What does it mean to internalise something completely? Let’s take martial arts as an example. You can pick up some books and read all of them. You can have someone show you all the moves and can even try some of them out a couple of times. Does that make you an expert martial artist? Not by a long shot, for that you need to practice, and keep practicing until muscle memory kicks in and the moves become second nature to you. You’ve internalised them. More than that, you don’t spend hours practicing complex combinations (not initially anyway), you spend your time working on basic movements, complex moves are made up of basic ones and if you have those down solid, it is a short step to be able to combine the simple moves to perform the more complex (my apologies to any real martial artists if I’ve oversimplified anything).

Yet, in software, most of us are just like that fan-boy amateur martial artist. We bite off a little bit of Ruby, then some Javascript, moving on to C# and coming back for a taste of Rails, then, back in Java land we take-in just enough Spring to get by and only as much Hibernate as we need to list it as a skill on the resume. We jump from technology to technology, wanting to know and be aware of everything (so we don’t fall behind), but all the while, we would probably have been better off practicing our “basic moves”. It doesn’t matter how many object oriented languages you know, if you’re not precisely sure what coupling, cohesion or abstraction means, your code is likely to be equally crappy in all of them. It doesn’t matter how many inversion of control containers you have used, if you don’t know what problem dependency injection is trying to solve, then you’re just another sheep ready to follow the leader off a cliff (it’s true, sheep will actually do that).

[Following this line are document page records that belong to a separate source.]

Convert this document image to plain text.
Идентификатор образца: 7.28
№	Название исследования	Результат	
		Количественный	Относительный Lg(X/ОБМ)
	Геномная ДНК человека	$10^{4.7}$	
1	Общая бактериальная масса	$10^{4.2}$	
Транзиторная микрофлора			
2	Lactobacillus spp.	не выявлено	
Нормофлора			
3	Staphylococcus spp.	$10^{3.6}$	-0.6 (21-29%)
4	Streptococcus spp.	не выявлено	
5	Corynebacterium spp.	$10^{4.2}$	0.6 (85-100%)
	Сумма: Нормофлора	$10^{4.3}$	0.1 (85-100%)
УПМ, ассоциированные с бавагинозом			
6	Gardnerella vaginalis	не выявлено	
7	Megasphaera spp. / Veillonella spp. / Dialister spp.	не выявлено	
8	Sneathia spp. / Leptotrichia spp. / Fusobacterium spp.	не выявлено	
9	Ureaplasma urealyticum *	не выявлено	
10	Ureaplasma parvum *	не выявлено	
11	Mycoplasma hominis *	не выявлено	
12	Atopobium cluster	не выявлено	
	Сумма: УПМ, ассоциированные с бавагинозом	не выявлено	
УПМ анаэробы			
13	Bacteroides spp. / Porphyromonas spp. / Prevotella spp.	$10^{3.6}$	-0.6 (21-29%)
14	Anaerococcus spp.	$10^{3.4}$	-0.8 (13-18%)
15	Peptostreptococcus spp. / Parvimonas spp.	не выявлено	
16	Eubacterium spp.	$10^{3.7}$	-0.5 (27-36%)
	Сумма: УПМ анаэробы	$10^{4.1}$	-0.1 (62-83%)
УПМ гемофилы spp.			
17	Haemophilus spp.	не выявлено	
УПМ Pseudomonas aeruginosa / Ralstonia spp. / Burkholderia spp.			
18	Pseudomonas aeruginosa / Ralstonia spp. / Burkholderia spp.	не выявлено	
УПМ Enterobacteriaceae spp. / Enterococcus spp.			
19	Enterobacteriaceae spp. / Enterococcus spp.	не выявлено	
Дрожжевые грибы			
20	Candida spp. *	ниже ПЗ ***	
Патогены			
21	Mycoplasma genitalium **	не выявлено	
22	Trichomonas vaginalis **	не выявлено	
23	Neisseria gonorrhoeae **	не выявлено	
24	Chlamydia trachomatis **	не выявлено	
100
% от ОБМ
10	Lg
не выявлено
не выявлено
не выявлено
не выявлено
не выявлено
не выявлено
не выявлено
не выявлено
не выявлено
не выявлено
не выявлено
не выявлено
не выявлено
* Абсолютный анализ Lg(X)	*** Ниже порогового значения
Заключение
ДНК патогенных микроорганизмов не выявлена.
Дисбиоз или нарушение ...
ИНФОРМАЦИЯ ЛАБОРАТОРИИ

There is a difference between really understanding something and learning just enough to get by (i.e. having a working knowledge). It is usually ok to only have a working knowledge of most of the tech you use day-to-day; there is simply no need to have a deep understanding of the hundreds of libraries and technologies you deal with. The reason it is ok though, is because it’s assumed that you will have a solid understanding of the fundamental principles that all this tech is built upon. You don’t need to know the specifics of the Hibernate or ActiveRecord implementation if you understand how lazy loading, or optimistic locking works. If you have MVC down, then whether you’re using Struts or Rails makes no difference, it’s just an implementation detail. Basically, a good rule of thumb is, the more fundamental the concept the more solid your knowledge of it should be. It’s the whole, solid house – solid foundation thing.

I sometimes think that a generalist with really solid fundamentals could pass for an expert almost every time. Have you ever seen someone walk up to a keyboard, start coding and not stop for 10, 15, 20 minutes, no need to refer to anything? Impressive isn’t it? They seem to produce an amazing amount of useful code in a very short period time and when they leave people whisper the word genius. But there is nothing genius about it, just someone who took the time to learn the micro level fundamentals in that particular area – the rest was just practice. You can do the same, get your macro and micro level fundamentals down solid, after that it’s all about strategic practice, but that is a story for another post. To me, all this just makes a whole lot of sense. I would have thought it would make just as much sense to everyone else and yet I constantly find people to disagree with me on this point – it’s really quite puzzling :).